LOL....so basically some have washers and some don't. 

I have fenders front and rear. 
My front hub has a set of thick washers and rear hub has a set of serrated washers.  
This is how it came to me. It's a 1949 tandem with drum brakes. It appears untouched so I am just trying to confirm if there are some missing washers.

So, if I understand this correctly...on the front I should have a regular washer between the fork and cone locknut, a thicker washer between the fork and fender braces, a regular washer between the fender braces and the axle nut?
On the rear I should have a serrated washer between the dropouts and the fender braces, a regular washer between the fender braces and the axle nut?


----------



## pakman2 (Apr 25, 2011)

Under grobbel.org, go to miscellany and click on it and then you will see msrk's schwinn stuff and click on it and it will bring up a heading to click for the 80 page parts catalog. lots of info.


----------



## Greg Pinch (Apr 26, 2011)

Great, I just found it, thanks.
It does show my hubs and it shows that there are only one set of washers per front and rear. That is what my hubs came with.

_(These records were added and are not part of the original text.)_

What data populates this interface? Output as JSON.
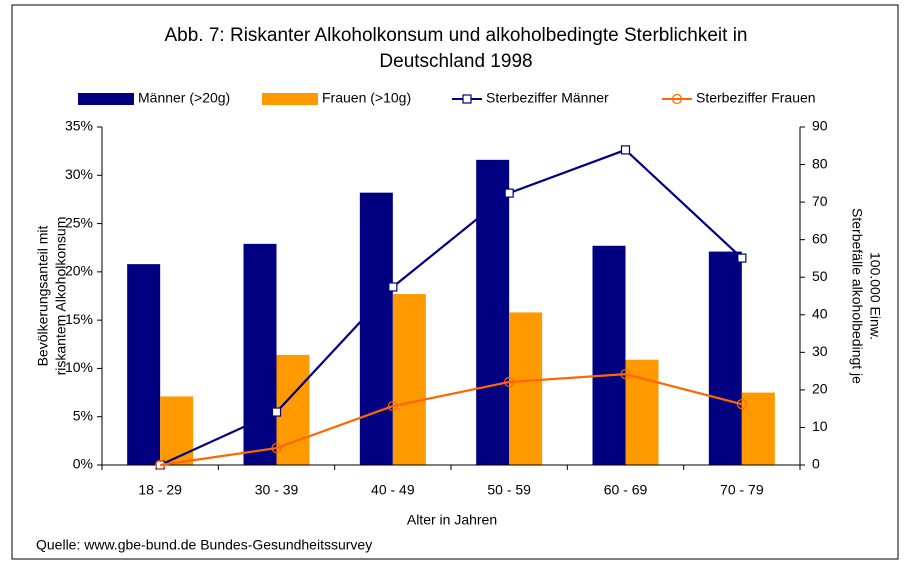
{
  "chart_data": {
    "type": "bar_line",
    "title_lines": [
      "Abb. 7: Riskanter Alkoholkonsum und alkoholbedingte Sterblichkeit in",
      "Deutschland 1998"
    ],
    "categories": [
      "18 - 29",
      "30 - 39",
      "40 - 49",
      "50 - 59",
      "60 - 69",
      "70 - 79"
    ],
    "series": [
      {
        "name": "Männer (>20g)",
        "color": "#000080",
        "kind": "bar",
        "values": [
          20.8,
          22.9,
          28.2,
          31.6,
          22.7,
          22.1
        ]
      },
      {
        "name": "Frauen (>10g)",
        "color": "#ff9900",
        "kind": "bar",
        "values": [
          7.1,
          11.4,
          17.7,
          15.8,
          10.9,
          7.5
        ]
      },
      {
        "name": "Sterbeziffer Männer",
        "color": "#000080",
        "kind": "line",
        "marker": "square",
        "axis": "y2",
        "values": [
          0,
          14.1,
          47.4,
          72.4,
          83.9,
          55.1
        ]
      },
      {
        "name": "Sterbeziffer Frauen",
        "color": "#ff6600",
        "kind": "line",
        "marker": "circle",
        "axis": "y2",
        "values": [
          0,
          4.5,
          15.7,
          22.1,
          24.2,
          16.2
        ]
      }
    ],
    "ylim": [
      0,
      35
    ],
    "yticks": [
      {
        "value": 0,
        "label": "0%"
      },
      {
        "value": 5,
        "label": "5%"
      },
      {
        "value": 10,
        "label": "10%"
      },
      {
        "value": 15,
        "label": "15%"
      },
      {
        "value": 20,
        "label": "20%"
      },
      {
        "value": 25,
        "label": "25%"
      },
      {
        "value": 30,
        "label": "30%"
      },
      {
        "value": 35,
        "label": "35%"
      }
    ],
    "y2lim": [
      0,
      90
    ],
    "y2ticks": [
      0,
      10,
      20,
      30,
      40,
      50,
      60,
      70,
      80,
      90
    ],
    "ylabel_lines": [
      "Bevölkerungsanteil mit",
      "riskantem Alkoholkonsum"
    ],
    "y2label_lines": [
      "Sterbefälle alkoholbedingt je",
      "100.000 Einw."
    ],
    "xlabel": "Alter in Jahren",
    "source": "Quelle: www.gbe-bund.de Bundes-Gesundheitssurvey",
    "legend": "top"
  }
}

So, on the front should I use the washer between the fender braces and the fork or the axle nut?
On the rear I assume I use the serrated washer between the dropouts and the fender braces?


----------



## PCHiggin (Apr 26, 2011)

Greg Pinch said:


> LOL....so basically some have washers and some don't.
> 
> I have fenders front and rear.
> My front hub has a set of thick washers and rear hub has a set of serrated washers.
> ...




Yep,That's it,although I'd think the front "thick" washer between the fork and fender braces would be serrated. 

Pat


----------



## Greg Pinch (Apr 26, 2011)

Hi Pat,
Thanks again for the reply.

I just saw an exploded view drawing from one of the service manuals. It shows only one set of washers per front and back. That is actually what my bike came with.
So, on the front should I use the washer between the fender braces and the fork or the axle nut?
On the rear I assume I use the serrated washer between the dropouts and the fender braces?


----------



## PCHiggin (Apr 26, 2011)

Greg Pinch said:


> Hi Pat,
> Thanks again for the reply.
> 
> I just saw an exploded view drawing from one of the service manuals. It shows only one set of washers per front and back. That is actually what my bike came with.
> ...




The braces might have tell tale marks on them showing the factory method. I'd use a serrated washer between the braces and fork,then a regular washer between the nut and braces. I have a Columbia tandem that needed this method or the wheel wouldn't stay tight.Good luck.

Pat


----------



## Greg Pinch (Apr 26, 2011)

Ya, I think I will go pick up some additional washers and mount as you suggested.


----------



## DonChristie (Apr 28, 2011)

Do you mind posting the exploded view for us thread watchers? Thanks!


----------